COMP 272 or an equivalent data-structures course. Knowledge and skills in Java, C/C++, or Python programming. Knowledge of high school mathematics (MATH 30 level) is assumed.
Course start date:
If you are a:
Self-funded student: register by the 10th of the month, start on the 1st of the next.
Students who are concerned about not meeting the prerequisites for this course are encouraged to contact the course coordinator before registering.
Overview
Algorithms form the core of most technologies used in contemporary computers, and their practical applications are ubiquitous.
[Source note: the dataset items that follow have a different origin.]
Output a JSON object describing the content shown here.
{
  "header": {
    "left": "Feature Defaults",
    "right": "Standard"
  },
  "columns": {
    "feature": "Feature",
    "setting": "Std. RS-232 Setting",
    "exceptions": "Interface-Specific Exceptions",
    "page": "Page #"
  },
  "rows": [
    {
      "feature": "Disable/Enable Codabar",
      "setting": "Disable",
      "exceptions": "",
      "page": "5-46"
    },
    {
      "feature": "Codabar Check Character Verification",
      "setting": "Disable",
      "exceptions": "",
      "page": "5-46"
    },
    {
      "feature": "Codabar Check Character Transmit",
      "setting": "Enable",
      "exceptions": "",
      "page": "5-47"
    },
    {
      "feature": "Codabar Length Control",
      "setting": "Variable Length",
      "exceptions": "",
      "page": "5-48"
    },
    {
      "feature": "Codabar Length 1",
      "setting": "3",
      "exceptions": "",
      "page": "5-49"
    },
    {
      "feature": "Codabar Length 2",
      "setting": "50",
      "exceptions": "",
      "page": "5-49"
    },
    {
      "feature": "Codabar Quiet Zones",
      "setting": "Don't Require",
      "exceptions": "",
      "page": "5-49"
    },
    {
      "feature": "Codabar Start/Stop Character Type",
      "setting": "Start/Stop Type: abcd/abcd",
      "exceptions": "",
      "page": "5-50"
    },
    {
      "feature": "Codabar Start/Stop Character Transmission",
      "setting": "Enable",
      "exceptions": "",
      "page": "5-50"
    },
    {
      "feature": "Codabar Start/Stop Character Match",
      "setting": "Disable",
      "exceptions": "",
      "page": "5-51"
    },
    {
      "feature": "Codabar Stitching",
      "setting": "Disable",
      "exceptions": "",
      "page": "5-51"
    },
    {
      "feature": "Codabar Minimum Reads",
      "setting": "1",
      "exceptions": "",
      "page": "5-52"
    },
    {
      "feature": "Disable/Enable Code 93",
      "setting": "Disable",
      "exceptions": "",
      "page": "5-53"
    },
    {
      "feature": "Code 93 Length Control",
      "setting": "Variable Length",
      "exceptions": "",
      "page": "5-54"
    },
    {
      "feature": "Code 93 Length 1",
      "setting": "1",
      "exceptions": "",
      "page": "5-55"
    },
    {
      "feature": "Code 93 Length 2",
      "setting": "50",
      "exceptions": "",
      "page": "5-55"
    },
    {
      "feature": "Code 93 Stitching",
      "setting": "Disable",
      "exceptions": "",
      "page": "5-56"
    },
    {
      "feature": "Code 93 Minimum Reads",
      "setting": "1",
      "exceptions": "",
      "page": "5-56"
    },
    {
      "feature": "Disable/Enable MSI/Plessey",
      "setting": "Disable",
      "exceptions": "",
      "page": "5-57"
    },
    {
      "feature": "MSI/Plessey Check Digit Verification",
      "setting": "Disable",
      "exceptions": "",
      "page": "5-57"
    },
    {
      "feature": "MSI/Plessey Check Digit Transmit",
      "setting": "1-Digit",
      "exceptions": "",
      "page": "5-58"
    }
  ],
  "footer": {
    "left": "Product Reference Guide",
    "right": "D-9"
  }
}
COMP 372 introduces the fundamental techniques for designing and analyzing algorithms. These include asymptotic notation and analysis, divide-and-conquer algorithms, dynamic programming, greedy algorithms, graph algorithms, number-theoretic algorithms (e.g., RSA cryptosystem), NP-completeness, and approximation algorithms. This course also emphasizes techniques for constructing efficient algorithms and for analyzing the efficiency of an algorithm.
The algorithms in the course are described in English and in pseudocode, which is readable by anyone with basic knowledge of programming.
Outline
COMP 372 consists of seven units:
Unit 1: Foundations
Unit 2: Divide-and-Conquer Algorithms
Unit 3: Dynamic Programming and Greedy Algorithms
Unit 4: Elementary Graph Algorithms
Unit 5: Number-Theoretic Algrotithms
Unit 6: NP-Completeness
Unit 7: Approximation Algorithms
Learning outcomes
Upon successful completion of this course, you should be able to
describe the major modern algorithms and techniques that are essential to today’s computers.
identify the key characteristics of a given problem and analyze the suitability of a specific algorithm design technique for the problem.
apply algorithms and design techniques to solve problems, typically using the following algorithms:
divide-and-conquer algorithms
dynamic programming
greedy algorithms
graph algorithms
number-theoretic algorithms
NP-completeness
approximation algorithms
mathematically evaluate the quality of solutions from an algorithm.
implement an algorithmic solution for a given problem in high-level programming languages.
Evaluation
To receive credit for COMP 372, you must achieve a course composite grade of at least D (50 percent), an average grade of at least 50 percent from the combined marks of the assigments and the final project, and at least 50 percent on the final examination. The weighting of the composite grade is as follows:
Activity
Weight
Assignment 1
5%
Assignment 2
5%
Assignment 3
5%
Assignment 4
7%
Assignment 5
5%
Assignment 6
5%
Assignment 7
3%
Final Project
20%
Participation
5%
Final Examination
40%
Total
100%
The final examination for this course must be requested in advance and written under the supervision of an AU-approved exam invigilator. Invigilators include either ProctorU or an approved in-person invigilation centre that can accommodate online exams. Students are responsible for payment of any invigilation fees. Information on exam request deadlines, invigilators, and other exam-related questions, can be found at the Exams and grades section of the Calendar.
To learn more about assignments and examinations, please refer to Athabasca University’s online Calendar.
Materials
Cormen, T. H., Leiserson, C. E., Rivest, R. L., & Stein, C. (2022). Introduction to algorithms (4th ed.). MIT Press. (Print)
Challenge for credit
Overview
The challenge for credit process allows you to demonstrate that you have acquired a command of the general subject matter, knowledge, intellectual and/or other skills that would normally be found in a university-level course.
Full information about challenge for credit can be found in the Undergraduate Calendar.
Evaluation
To receive credit for the COMP 372 challenge registration, you must achieve a grade of at least 50 percent on the project and D (50 percent) on the examination. The weighting of the composite grade is as follows:
Athabasca University reserves the right to amend course outlines occasionally and without notice. Courses offered by other delivery methods may vary from their individualized study counterparts.